Chandler, Alfred. 1984. "The Emergence of Market Capitalism." Business History Review 58:473-503.


In the late 19th and early 20th centuries, a new type of capitalism emerged. It differed from the traditional personal capitalism in that basic decisions concerning the production and distribution of goods and services were made by teams, or hierarchies, of salaried managers who had little or no equity ownership in the enterprises they operated." p. 131

This was brought about by the industrial revolution and the invention of the railroad and communication technologies. The first managers arose out of the railroad and telegraph businesses. The manager ranks grew with the proliferation of mass production.

This paper is a comparison of large industrial firms in the US, Germany, and Japan.

Managing the flow of inputs and outputs in large manufacturing firms requires hierarchies. Only when mass production and economies of scale become important did managerial hierarchies become prominent. The firms who established economies of scale early tend to be the most dominant and persistent. The firm's organizations grew as they expanded their size, reach, and extent of vertical and horizonal integration. They often expanded when their distributors lacked the incentive or technology to market, sell, and service mass produced goods, and so firms moved into retail, distribution, and raw material supply.

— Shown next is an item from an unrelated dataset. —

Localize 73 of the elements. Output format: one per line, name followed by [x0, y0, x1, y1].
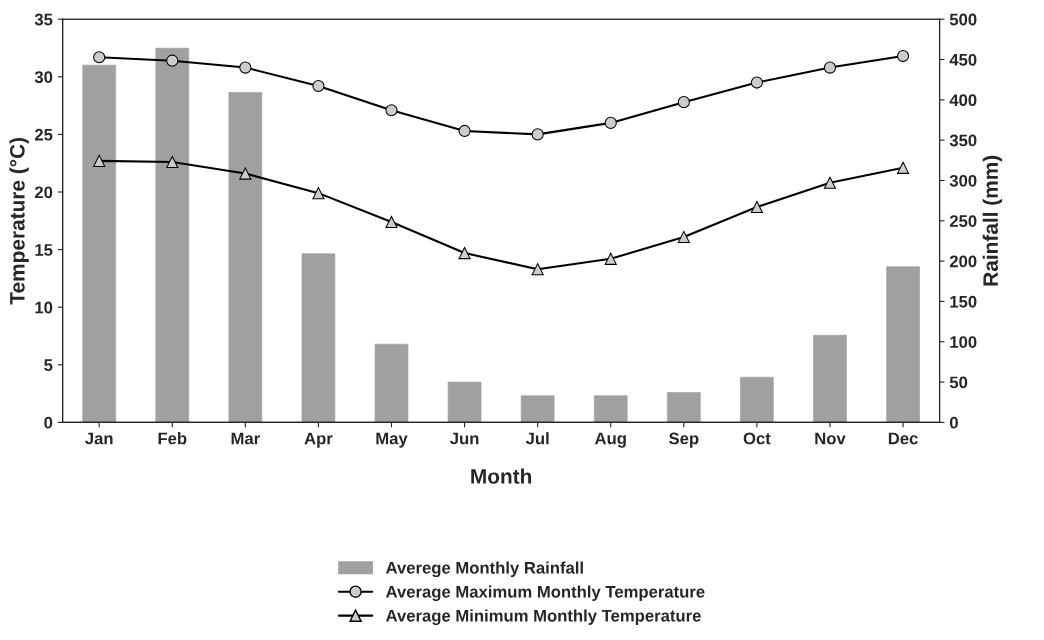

This did not happen in industries where technology didn't have a high minimum efficient scale, were coordination was not complex, and where mass distribution didn't require specialized skills and facilities. There was no incentive to forward integration. In these instances often mass retailers took over the final role.

Comparing developments in the three countries, we see that:

United States

See above

 

UK

Owners retained control longer in the UK. Initially they had less incentive in the smaller country to exploit economices of scale, and as a result suffered from foreign dominance of certain markets in their own country. As a result the British economy failed to reap much of the benefit of the 2nd industrial revolution due to their family-style capitalism. After WWII more firms began to mimic the American style hierarchical structures.

Germany.

The Germans were big into complex machinery and chemicals, and those firms had large managing hierarchies and overseas marketing groups. They focused on these markets because early on they didn't have the internal consumer market like the US and UK. Their strength lied in science-based industries where their educational system had an edge.

Japan

Japan's system developed mostly after WWII.

Conclusion

Over time there has been a convergence between countries toward managerial capitalism.